At Alohi, safeguarding your trust and ensuring the security of our services is our highest priority. We take all reports of suspicious activity seriously and encourage you to share any security concerns you may encounter. Acting quickly allows us to investigate thoroughly and maintain a safe environment for everyone.
Alohi Authorized Communication Channels:
Authorized domains: www.alohi.com, www.sign.plus, www.fax.plus, www.scan.plus.
Authorized emails: @alohi.com, @sign.plus, @fax.plus, @scan.plus.
Everything from Alohi—whether it’s a product, service, or communication—will always originate from one of our authorized domains or email addresses. If you receive messages claiming to be from Alohi but originating from any other domains (especially those with subtle misspellings or extra characters), treat them as suspicious report them immediately by sending an email to security@alohi.com or clicking the button below..
Immediate security reporting: What to do first?
When you notice suspicious activity or potential threats, acting without delay is essential. By following the steps below, you help to ensure our security team can investigate promptly and maintain a protected environment for everyone.
Which suspicious activity matches your situation?
- I received a suspicious email claiming to be from an Alohi authorized domain.
- I noticed a website or domain impersonating an Alohi authorized domain.
- I encountered a suspicious document that appears to come from Sign.Plus.
- I suspect an Alohi user is engaging in fraud or illegal activity.
- I suspect someone is using Fax.Plus to commit fraud or illegal activity.
- I have a security concern that isn’t covered in the scenarios above.
What are the immediate steps to take?
When you notice suspicious behavior, potential threats, or any type of questionable activity, it’s critical to take action without delay. For any potential threats, make sure to take the following immediate steps:
- Send an email to security@alohi.com immediately so our team can investigate and respond appropriately. Make sure to use "security incident reporting" as the subject of the email.
- Note the date, time, and any relevant details about the incident. Gather screenshots, emails, or other supporting evidence.
- In addition to contacting our team at security@alohi.com, notify any individuals within your organization who may be affected or need to take preventive measures.
- Do not engage with suspicious emails, links, or communications. Refrain from clicking on unknown attachments or URLs until the issue has been investigated.
- Keep an eye on your inbox for any additional guidance from our team. If you discover new information related to the incident, send it promptly to security@alohi.com.
Acting quickly and providing detailed information can help us resolve incidents faster and prevent potential harm. If you have any questions or need further assistance, please reach out to us at any time.
What are the different types of security concerns?
Imitation of our brand
This involves deceptive emails, links, or websites that mimic our official communications but are actually created by third parties to trick you.
Guidelines for identifying imitation emails and websites
If you do not recognize the sender of an email, or you’re unsure about any link or attachment, avoid clicking on anything until you verify its legitimacy through one of our authorized channels.
Below are several common indicators of imitation emails and websites:
- Suspicious links: Always hover over a link before clicking. If it doesn’t clearly reflect our legitimate domain, it may lead to a spoofed site designed to harvest your data or infect your system.

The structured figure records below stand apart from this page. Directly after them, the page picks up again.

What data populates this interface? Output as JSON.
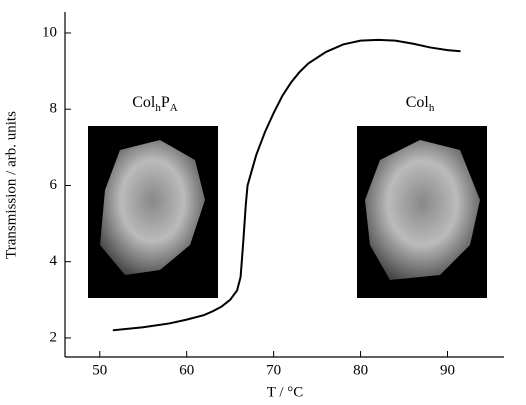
{
  "chart_data": {
    "type": "line",
    "x_label": "T / °C",
    "y_label": "Transmission / arb. units",
    "x": [
      51.5,
      55,
      58,
      60,
      62,
      63,
      64,
      65,
      65.8,
      66.2,
      66.5,
      66.8,
      67,
      68,
      69,
      70,
      71,
      72,
      73,
      74,
      76,
      78,
      80,
      82,
      84,
      86,
      88,
      90,
      91.5
    ],
    "series": [
      {
        "color": "#000000",
        "values": [
          2.2,
          2.28,
          2.38,
          2.48,
          2.6,
          2.7,
          2.82,
          3.0,
          3.25,
          3.6,
          4.5,
          5.5,
          6.0,
          6.8,
          7.4,
          7.9,
          8.35,
          8.7,
          8.98,
          9.2,
          9.5,
          9.7,
          9.8,
          9.82,
          9.8,
          9.72,
          9.62,
          9.55,
          9.52
        ]
      }
    ],
    "xlim": [
      46,
      96.5
    ],
    "ylim": [
      1.5,
      10.55
    ],
    "xticks": [
      50,
      60,
      70,
      80,
      90
    ],
    "yticks": [
      2,
      4,
      6,
      8,
      10
    ],
    "annotations": [
      {
        "parts": [
          "Col",
          "h",
          "P",
          "A"
        ]
      },
      {
        "parts": [
          "Col",
          "h"
        ]
      }
    ]
  }
}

- Sender email address: Impersonators frequently forge the “From” field. If the sender isn’t someone you recognize or if the domain is slightly misspelled, treat the message with caution.

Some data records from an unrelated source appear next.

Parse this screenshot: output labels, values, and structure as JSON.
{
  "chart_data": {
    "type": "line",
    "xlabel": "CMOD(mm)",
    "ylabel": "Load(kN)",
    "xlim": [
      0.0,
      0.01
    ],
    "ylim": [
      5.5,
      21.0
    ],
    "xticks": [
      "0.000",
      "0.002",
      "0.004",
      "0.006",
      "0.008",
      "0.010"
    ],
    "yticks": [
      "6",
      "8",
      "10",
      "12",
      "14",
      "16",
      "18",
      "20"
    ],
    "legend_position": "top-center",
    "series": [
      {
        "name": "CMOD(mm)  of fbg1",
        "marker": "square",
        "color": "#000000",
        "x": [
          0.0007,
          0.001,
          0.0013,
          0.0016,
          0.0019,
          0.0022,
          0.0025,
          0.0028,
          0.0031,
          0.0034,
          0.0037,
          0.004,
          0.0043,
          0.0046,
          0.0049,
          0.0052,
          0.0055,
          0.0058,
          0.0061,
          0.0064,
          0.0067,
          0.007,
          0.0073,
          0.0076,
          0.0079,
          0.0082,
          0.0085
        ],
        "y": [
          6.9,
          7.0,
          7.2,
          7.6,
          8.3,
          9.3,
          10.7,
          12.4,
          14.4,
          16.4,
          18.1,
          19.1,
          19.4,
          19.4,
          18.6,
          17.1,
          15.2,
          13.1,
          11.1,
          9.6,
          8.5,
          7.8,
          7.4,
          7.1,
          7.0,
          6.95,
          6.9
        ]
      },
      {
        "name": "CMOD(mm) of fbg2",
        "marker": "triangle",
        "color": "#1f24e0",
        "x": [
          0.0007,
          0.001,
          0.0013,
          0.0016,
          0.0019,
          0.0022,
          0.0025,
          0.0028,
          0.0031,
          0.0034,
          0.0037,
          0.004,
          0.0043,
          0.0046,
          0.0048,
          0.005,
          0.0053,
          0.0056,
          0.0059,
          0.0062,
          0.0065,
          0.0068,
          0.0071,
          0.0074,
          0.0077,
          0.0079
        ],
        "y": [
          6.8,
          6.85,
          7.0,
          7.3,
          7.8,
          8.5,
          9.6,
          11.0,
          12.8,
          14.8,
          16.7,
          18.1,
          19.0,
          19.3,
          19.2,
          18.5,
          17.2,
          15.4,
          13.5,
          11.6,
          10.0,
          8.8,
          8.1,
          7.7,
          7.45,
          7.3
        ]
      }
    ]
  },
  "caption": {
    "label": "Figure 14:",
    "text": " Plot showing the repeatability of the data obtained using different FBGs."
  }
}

- Attachments: Emails requesting your signature never include attachments. If you receive an attachment alongside a signature request, do not open or click it. We only include PDF attachments once a document is fully signed by all parties. Even then, verify that the file is a legitimate PDF. We never send HTML files or executables.
- Generic greetings or extreme urgency: Messages that start with “Dear Customer” or claim you must act immediately to prevent account closure often indicate phishing. Always verify the sender before responding.

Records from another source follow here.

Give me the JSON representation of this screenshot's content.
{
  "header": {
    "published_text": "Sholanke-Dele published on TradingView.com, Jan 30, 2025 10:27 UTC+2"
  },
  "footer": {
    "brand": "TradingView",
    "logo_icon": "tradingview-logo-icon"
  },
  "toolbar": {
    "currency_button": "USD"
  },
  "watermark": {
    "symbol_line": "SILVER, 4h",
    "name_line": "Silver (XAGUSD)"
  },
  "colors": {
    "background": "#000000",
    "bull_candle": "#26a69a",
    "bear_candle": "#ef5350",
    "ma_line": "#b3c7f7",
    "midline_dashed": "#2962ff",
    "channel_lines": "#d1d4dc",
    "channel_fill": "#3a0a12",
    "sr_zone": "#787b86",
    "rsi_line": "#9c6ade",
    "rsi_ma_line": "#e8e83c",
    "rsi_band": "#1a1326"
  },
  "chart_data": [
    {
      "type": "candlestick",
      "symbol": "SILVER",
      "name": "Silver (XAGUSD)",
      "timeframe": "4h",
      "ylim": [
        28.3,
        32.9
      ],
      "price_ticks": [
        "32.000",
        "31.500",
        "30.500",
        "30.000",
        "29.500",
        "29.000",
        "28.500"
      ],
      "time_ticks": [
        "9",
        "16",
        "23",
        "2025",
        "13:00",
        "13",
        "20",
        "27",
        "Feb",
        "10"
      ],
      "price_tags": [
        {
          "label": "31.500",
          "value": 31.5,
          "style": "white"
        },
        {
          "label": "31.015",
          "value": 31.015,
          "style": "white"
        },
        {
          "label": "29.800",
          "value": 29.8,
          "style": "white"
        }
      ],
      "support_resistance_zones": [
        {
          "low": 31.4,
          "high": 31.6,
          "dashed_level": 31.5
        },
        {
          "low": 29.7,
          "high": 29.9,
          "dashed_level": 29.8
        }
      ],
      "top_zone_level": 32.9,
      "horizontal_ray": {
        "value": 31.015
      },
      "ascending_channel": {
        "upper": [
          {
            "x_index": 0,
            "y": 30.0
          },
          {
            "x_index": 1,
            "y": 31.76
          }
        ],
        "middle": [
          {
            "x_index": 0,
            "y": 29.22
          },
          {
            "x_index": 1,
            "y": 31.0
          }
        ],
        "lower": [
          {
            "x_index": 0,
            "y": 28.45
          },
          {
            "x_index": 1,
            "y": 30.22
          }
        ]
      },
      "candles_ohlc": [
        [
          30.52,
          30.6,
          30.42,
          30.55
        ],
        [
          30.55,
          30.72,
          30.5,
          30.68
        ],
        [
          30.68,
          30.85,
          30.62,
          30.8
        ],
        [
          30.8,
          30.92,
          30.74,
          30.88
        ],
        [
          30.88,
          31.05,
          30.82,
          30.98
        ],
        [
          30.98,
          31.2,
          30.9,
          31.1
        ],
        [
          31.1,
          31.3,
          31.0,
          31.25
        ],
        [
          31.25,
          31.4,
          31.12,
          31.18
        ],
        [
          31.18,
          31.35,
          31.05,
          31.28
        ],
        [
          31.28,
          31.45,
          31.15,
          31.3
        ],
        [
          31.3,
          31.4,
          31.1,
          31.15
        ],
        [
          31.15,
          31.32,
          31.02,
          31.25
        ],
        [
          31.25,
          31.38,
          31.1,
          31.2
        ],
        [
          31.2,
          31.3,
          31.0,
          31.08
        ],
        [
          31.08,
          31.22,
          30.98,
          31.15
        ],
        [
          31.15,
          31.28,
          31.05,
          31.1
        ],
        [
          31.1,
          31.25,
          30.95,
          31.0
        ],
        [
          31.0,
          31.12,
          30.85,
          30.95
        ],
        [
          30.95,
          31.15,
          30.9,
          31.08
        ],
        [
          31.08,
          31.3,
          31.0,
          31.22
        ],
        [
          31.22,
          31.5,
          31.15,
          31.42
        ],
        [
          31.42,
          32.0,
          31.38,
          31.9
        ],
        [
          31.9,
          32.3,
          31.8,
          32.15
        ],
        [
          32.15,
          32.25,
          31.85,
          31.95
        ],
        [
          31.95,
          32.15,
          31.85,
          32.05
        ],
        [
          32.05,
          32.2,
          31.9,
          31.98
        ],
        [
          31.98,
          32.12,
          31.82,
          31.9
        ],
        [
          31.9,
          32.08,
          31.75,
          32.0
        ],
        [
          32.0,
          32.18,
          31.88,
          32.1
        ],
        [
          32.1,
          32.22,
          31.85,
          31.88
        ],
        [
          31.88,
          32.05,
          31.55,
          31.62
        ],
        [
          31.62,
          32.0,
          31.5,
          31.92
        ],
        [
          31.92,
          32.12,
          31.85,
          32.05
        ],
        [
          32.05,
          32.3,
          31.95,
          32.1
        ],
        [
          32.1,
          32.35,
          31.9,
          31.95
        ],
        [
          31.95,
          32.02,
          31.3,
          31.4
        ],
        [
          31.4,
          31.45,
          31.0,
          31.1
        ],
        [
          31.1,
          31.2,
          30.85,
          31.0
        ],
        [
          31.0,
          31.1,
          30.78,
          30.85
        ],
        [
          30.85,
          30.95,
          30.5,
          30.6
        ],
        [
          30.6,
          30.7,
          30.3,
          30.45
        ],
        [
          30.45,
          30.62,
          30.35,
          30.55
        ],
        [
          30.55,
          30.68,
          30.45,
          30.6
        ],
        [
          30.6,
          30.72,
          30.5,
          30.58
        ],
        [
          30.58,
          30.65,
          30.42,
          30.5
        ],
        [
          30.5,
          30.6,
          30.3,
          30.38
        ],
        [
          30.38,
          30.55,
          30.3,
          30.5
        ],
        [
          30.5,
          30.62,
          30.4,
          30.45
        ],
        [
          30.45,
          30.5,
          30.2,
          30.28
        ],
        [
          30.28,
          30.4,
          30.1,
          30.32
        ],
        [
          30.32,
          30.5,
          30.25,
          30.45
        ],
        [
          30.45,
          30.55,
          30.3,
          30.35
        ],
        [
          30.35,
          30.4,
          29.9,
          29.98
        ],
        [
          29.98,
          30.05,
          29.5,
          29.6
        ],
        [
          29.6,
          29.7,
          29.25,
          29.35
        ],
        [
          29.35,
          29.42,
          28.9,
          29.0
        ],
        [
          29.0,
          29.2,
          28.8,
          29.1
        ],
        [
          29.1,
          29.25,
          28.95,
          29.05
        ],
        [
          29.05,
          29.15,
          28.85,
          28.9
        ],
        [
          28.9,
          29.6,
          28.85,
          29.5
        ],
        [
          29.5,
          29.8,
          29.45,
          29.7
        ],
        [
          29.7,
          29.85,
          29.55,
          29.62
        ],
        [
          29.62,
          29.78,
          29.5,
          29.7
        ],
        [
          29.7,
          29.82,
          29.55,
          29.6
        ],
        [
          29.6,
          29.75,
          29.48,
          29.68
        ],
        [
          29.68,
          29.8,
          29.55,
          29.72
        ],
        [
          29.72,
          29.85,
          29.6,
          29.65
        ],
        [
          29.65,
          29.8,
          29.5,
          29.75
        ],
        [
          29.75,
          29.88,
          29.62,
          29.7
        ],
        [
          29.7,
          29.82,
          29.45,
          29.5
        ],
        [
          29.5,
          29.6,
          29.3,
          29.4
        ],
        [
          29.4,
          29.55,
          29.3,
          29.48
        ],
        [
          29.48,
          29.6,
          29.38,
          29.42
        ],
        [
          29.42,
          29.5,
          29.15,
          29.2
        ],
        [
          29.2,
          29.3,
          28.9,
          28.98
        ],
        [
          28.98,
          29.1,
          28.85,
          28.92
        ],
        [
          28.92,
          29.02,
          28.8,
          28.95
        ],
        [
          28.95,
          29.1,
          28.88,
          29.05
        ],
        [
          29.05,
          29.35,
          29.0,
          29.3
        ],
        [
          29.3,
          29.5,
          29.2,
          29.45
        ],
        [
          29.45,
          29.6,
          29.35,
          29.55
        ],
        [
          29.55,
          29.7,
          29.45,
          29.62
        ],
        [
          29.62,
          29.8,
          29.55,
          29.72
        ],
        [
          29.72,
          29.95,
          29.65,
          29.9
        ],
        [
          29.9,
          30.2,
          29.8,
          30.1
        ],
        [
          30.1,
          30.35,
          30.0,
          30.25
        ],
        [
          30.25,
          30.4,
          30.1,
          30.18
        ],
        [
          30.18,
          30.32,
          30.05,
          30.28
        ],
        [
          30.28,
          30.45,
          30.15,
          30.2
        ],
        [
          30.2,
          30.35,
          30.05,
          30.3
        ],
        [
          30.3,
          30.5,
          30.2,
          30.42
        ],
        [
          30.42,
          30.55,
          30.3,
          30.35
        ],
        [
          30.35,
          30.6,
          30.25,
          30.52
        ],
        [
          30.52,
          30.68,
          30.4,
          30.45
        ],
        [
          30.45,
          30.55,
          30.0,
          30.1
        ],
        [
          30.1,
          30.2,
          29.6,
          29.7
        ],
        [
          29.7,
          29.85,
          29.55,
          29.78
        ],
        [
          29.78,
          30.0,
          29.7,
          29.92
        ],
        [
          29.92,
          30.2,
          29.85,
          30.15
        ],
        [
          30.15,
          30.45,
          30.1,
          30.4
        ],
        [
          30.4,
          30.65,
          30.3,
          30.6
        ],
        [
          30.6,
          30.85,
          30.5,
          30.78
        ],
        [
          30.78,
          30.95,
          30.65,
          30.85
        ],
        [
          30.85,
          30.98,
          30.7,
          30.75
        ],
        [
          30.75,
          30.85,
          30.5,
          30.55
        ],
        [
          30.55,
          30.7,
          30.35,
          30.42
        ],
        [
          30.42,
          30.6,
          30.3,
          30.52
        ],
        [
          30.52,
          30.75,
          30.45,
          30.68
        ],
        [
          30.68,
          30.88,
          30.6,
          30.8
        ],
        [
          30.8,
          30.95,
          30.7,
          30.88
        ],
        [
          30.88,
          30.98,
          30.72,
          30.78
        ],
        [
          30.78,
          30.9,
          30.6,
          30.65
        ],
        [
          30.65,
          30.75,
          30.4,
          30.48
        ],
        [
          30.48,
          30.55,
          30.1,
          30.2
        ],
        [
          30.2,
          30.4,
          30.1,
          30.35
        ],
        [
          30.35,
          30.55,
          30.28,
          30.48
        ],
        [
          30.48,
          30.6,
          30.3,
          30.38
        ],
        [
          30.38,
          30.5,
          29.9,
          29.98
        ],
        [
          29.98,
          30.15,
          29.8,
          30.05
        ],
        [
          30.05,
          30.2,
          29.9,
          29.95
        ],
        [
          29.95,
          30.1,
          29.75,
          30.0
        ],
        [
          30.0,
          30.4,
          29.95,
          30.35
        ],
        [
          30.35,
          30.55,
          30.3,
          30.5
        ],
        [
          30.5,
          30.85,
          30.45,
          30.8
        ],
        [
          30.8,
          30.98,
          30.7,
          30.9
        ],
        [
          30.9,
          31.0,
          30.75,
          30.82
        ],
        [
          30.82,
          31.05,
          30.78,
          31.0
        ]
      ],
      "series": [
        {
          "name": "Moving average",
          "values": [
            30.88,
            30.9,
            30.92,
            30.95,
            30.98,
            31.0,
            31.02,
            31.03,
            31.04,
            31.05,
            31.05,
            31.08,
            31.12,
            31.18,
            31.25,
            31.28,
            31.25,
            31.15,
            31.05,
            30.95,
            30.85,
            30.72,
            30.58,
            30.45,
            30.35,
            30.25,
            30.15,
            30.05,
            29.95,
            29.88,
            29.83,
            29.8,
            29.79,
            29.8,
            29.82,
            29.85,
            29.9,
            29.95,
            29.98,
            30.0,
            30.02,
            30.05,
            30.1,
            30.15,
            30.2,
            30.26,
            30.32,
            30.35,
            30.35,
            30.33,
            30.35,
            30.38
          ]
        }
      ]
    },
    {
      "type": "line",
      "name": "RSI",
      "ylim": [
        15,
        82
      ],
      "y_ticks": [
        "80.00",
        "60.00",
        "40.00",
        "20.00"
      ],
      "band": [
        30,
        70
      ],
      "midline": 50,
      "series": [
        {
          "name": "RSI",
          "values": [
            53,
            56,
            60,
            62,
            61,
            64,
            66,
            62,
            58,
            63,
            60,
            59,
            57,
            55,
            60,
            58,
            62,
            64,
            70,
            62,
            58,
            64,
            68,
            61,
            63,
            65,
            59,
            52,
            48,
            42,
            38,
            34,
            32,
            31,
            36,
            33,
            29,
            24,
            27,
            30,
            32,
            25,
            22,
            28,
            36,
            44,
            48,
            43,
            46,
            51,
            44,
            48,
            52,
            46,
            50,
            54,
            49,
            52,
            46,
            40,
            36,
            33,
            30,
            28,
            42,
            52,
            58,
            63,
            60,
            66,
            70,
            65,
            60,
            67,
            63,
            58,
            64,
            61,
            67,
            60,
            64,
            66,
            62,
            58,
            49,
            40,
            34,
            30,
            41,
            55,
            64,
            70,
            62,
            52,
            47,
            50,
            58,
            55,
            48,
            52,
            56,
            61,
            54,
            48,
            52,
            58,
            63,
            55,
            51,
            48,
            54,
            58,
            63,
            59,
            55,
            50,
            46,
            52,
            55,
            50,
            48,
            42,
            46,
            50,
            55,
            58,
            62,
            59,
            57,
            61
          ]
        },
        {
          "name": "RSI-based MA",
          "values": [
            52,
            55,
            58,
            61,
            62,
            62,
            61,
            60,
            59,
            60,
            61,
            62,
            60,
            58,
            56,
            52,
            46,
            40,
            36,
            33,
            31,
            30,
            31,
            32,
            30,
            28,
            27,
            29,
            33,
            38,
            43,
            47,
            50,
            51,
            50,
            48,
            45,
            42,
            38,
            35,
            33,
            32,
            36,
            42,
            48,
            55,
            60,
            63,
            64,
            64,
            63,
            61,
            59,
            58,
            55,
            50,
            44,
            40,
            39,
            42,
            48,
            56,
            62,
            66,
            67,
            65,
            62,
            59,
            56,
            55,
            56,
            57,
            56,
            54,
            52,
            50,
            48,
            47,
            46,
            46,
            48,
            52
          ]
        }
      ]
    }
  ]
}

- Deceptive URLs: Just because a URL looks similar to our domain doesn’t mean it’s legitimate. Also, check for https in the address bar—if it’s missing, your connection isn’t secure.
- Poor grammar or misspellings: Many imitation emails contain noticeable typographical errors or awkward language. While not all legitimate messages are perfect, this is often a red flag.
Improper use of our platform
This refers to genuine accounts that violate our Terms of Service—often by engaging in fraudulent activity, phishing, or requesting sensitive information under false pretenses.
What constitutes improper use?
- Fraudulent or illegal activity facilitated through an actual user account.
- Misrepresentation or requests for sensitive data (credit card info, passwords) under the guise of legitimacy.
- Scam offers, such as requests for money in exchange for “prizes” or “investment opportunities,” using a real account on our platform.
-
Fraudulent fax transmissions via Fax.Plus for deceptive or illegal purposes.
Overall, staying vigilant against imitation attempts and improper account use is essential to preserving a secure community. By promptly reporting suspicious emails, spoofed websites, or fraudulent activity, you help us address issues quickly and protect everyone involved. Thank you for partnering with us to maintain a safe and trustworthy environment.